Tuesday, 6 December 2016

Gordon's Gin Gammon

Readers, I’m back in the kitchen again, as Christmas is on approach. I love this time of year.  It's the joy of locking myself in the kitchen for hours, making sauces, trying new things and using cinnamon to my heart's content.  There’s something incredibly enjoyable about the smell of Christmas in the house.  That smell that you can’t quite describe, other than "Christmas".

Anyway, Diageo got in touch a few weeks back, asking if I’d like to get a recipe together for them using one of their iconic spirits.  Being a fan of a good G&T, I went down the gin route with this post.  Whilst a dessert or a cake may have been the obvious choice to include gin, I’ve gone savoury for this recipe.

My Gordon’s gin gammon is a winner throughout winter, not just at Christmas and if you have any left over, it cooks down perfectly in a pea and gammon soup.  The key to this recipe's success is long, slow cooking so don’t rush it! I mean it... don't.  This one had 10 hours on low in the slow cooker.

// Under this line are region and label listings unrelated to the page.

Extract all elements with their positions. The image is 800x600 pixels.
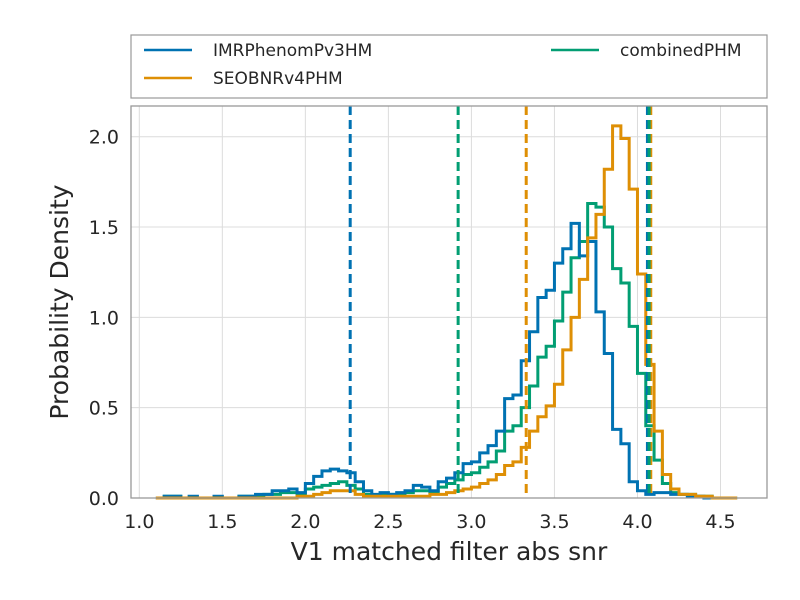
x-tick-label: 1.5 [207, 511, 237, 533]
x-tick-label: 2.5 [373, 511, 403, 533]
x-tick-label: 3.0 [456, 511, 486, 533]
legend: IMRPhenomPv3HM SEOBNRv4PHM combinedPHM [130, 34, 768, 99]
legend-frame [130, 34, 768, 99]
plot-area [131, 106, 767, 498]
x-tick-label: 1.0 [124, 511, 154, 533]
y-tick-label: 2.0 [89, 127, 119, 149]
y-tick-label: 0.0 [89, 488, 119, 510]
y-axis-ticks: 0.0 0.5 1.0 1.5 2.0 [89, 127, 119, 510]
x-tick-label: 3.5 [539, 511, 569, 533]
y-tick-label: 0.5 [89, 398, 119, 420]
series-layer [155, 124, 738, 500]
grid [131, 106, 767, 499]
legend-label-combinedphm: combinedPHM [620, 41, 742, 61]
x-tick-label: 4.0 [622, 511, 652, 533]
histogram-series-seobnrv4phm [155, 124, 738, 500]
x-tick-label: 4.5 [705, 511, 735, 533]
y-tick-label: 1.0 [89, 307, 119, 329]
y-axis-title: Probability Density [45, 184, 74, 419]
x-axis-title: V1 matched filter abs snr [291, 537, 608, 566]
plot-frame [130, 105, 768, 499]
x-tick-label: 2.0 [290, 511, 320, 533]
legend-label-imrphenompv3hm: IMRPhenomPv3HM [213, 41, 372, 61]
median-lines [348, 106, 653, 498]
histogram-series-imrphenompv3hm [155, 221, 738, 500]
legend-label-seobnrv4phm: SEOBNRv4PHM [213, 69, 343, 89]
histogram-series-combinedphm [155, 202, 738, 500]
y-tick-label: 1.5 [89, 217, 119, 239]
x-axis-ticks: 1.0 1.5 2.0 2.5 3.0 3.5 4.0 4.5 [124, 511, 735, 533]
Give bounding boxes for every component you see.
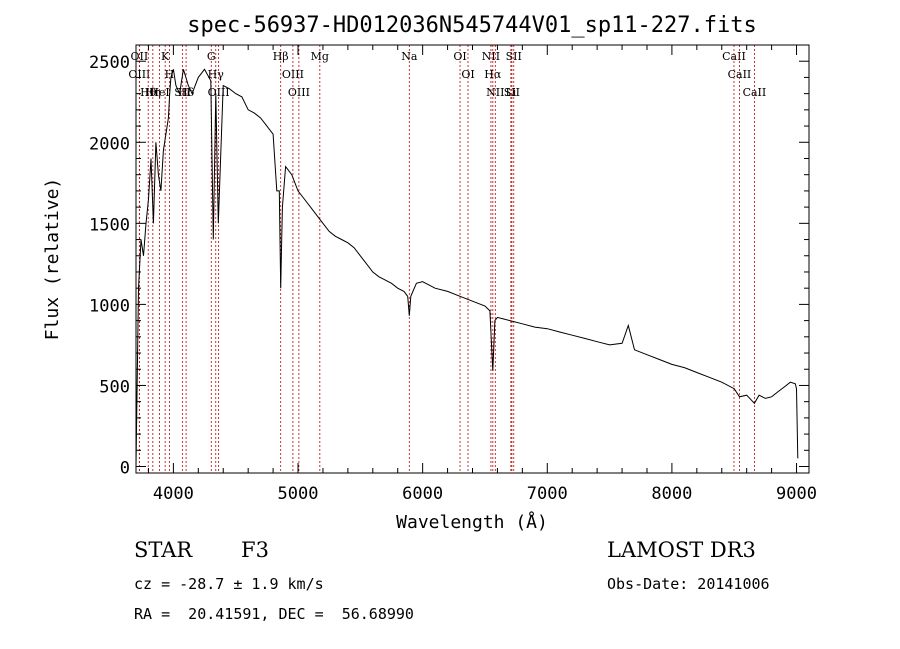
spectral-line-markers: OIIOIIIHθHηHeIKHSIIHδGHγOIIIHβOIIIOIIIMg… [128, 45, 766, 473]
spectral-line-label: OIII [208, 86, 230, 99]
redshift-velocity: cz = -28.7 ± 1.9 km/s [134, 575, 324, 593]
x-tick-label: 6000 [402, 484, 443, 504]
spectral-line-label: Mg [311, 50, 329, 63]
spectral-line-label: SII [506, 50, 522, 63]
coordinates: RA = 20.41591, DEC = 56.68990 [134, 605, 414, 623]
spectral-line-label: NII [482, 50, 500, 63]
spectral-line-label: Hα [484, 68, 502, 81]
spectral-line-label: OIII [288, 86, 310, 99]
spectral-line-label: CaII [728, 68, 752, 81]
spectral-line-label: HeI [149, 86, 169, 99]
x-tick-label: 8000 [651, 484, 692, 504]
y-tick-label: 0 [120, 459, 130, 479]
spectral-line-label: NII [486, 86, 504, 99]
axis-ticks: 4000 5000 6000 7000 8000 9000 0 500 1000 1500 2000… [89, 45, 817, 504]
y-tick-label: 500 [99, 377, 130, 397]
spectral-line-label: Hη [145, 86, 161, 99]
spectrum-series-line [135, 68, 799, 467]
survey-name: LAMOST DR3 [607, 538, 756, 562]
y-axis-label: Flux (relative) [42, 178, 63, 341]
object-class: STAR [134, 538, 193, 562]
spectral-line-label: Li [505, 86, 516, 99]
object-subclass: F3 [241, 538, 269, 562]
spectral-line-label: CaII [722, 50, 746, 63]
spectrum-chart: spec-56937-HD012036N545744V01_sp11-227.f… [42, 13, 817, 533]
y-tick-label: 2500 [89, 53, 130, 73]
spectral-line-label: OI [453, 50, 466, 63]
y-tick-label: 1000 [89, 296, 130, 316]
chart-title: spec-56937-HD012036N545744V01_sp11-227.f… [187, 13, 757, 38]
spectral-line-label: Hγ [208, 68, 225, 81]
y-tick-label: 1500 [89, 215, 130, 235]
spectral-line-label: H [165, 68, 175, 81]
spectral-line-label: CaII [743, 86, 767, 99]
y-tick-label: 2000 [89, 134, 130, 154]
x-tick-label: 5000 [278, 484, 319, 504]
spectral-line-label: Na [401, 50, 418, 63]
spectral-line-label: SII [504, 86, 520, 99]
plot-frame [135, 44, 810, 474]
spectral-line-label: Hβ [273, 50, 289, 63]
spectral-line-label: OIII [282, 68, 304, 81]
spectral-line-label: G [207, 50, 216, 63]
spectral-line-label: OIII [128, 68, 150, 81]
x-tick-label: 7000 [527, 484, 568, 504]
x-tick-label: 9000 [776, 484, 817, 504]
x-axis-label: Wavelength (Å) [396, 511, 548, 533]
spectral-line-label: OI [461, 68, 474, 81]
spectral-line-label: K [161, 50, 170, 63]
x-tick-label: 4000 [153, 484, 194, 504]
spectral-line-label: OII [131, 50, 149, 63]
observation-date: Obs-Date: 20141006 [607, 575, 770, 593]
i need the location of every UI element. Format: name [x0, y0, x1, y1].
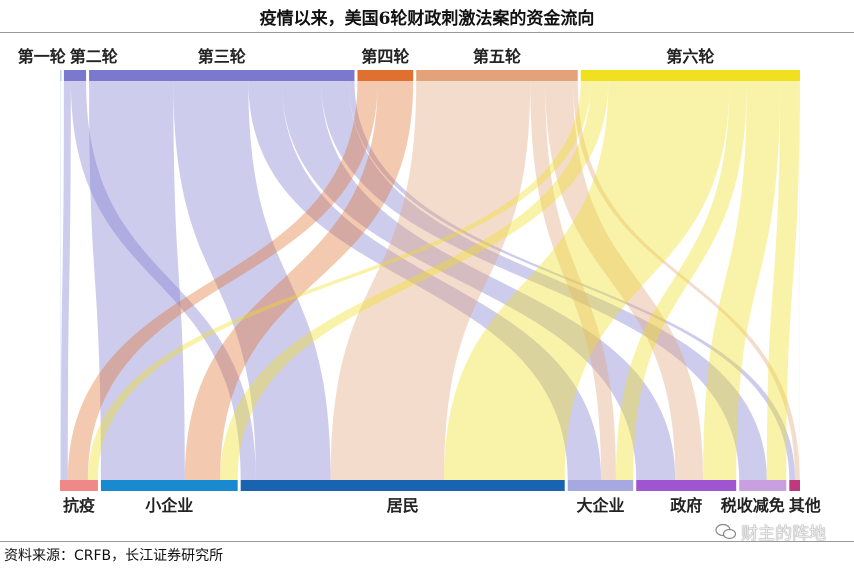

To find out more on Gordon's check out their social media pages on Facebook, Twitter and Instagram. You'll have ample time to do this whilst your gammon cooks away!
Gordons Gin Gammon
Gordon's Gin Gammon


Gordons Gin Gammon         

Ingredients - serves 4 (with sides)

1 small gammon joint (remove all packaging)
75ml Gordon's Gin
1 cup orange juice
2 cups vegetable stock
2 cloves garlic (peeled)
1 thumb sized piece of ginger (peeled)
Pinch of ground cinnamon 
4 star anise
4 bay leaves

Method

  1. Set your slow cooker to low.
  2. Add the gin, orange juice, vegetable stock, garlic, ginger, cinnamon, star anise and bay leaves to the slow cooker.
  3. Before adding the gammon, use a fork to pierce the meat on both sides (this will help the flavour seep through the meat).
  4. Add the gammon to the slow cooker, place the lid on and cook on low for around 9-10 hours, turning the gammon over halfway through cooking.
    Gordons Gin Gammon
  5. Before serving, remove gammon from the slow cooker and rest on a plate for 5 minutes, before proceeding to cut into thin slices. The meat should be tender enough to fall away. 
  6. Serve with roast potatoes, seasonal veg and gravy if desired!
    Gordons Gin Gammon



Disclaimer:  I was sent a bottle of Gordon's Gin to create a recipe.  Any opinions expressed are my own.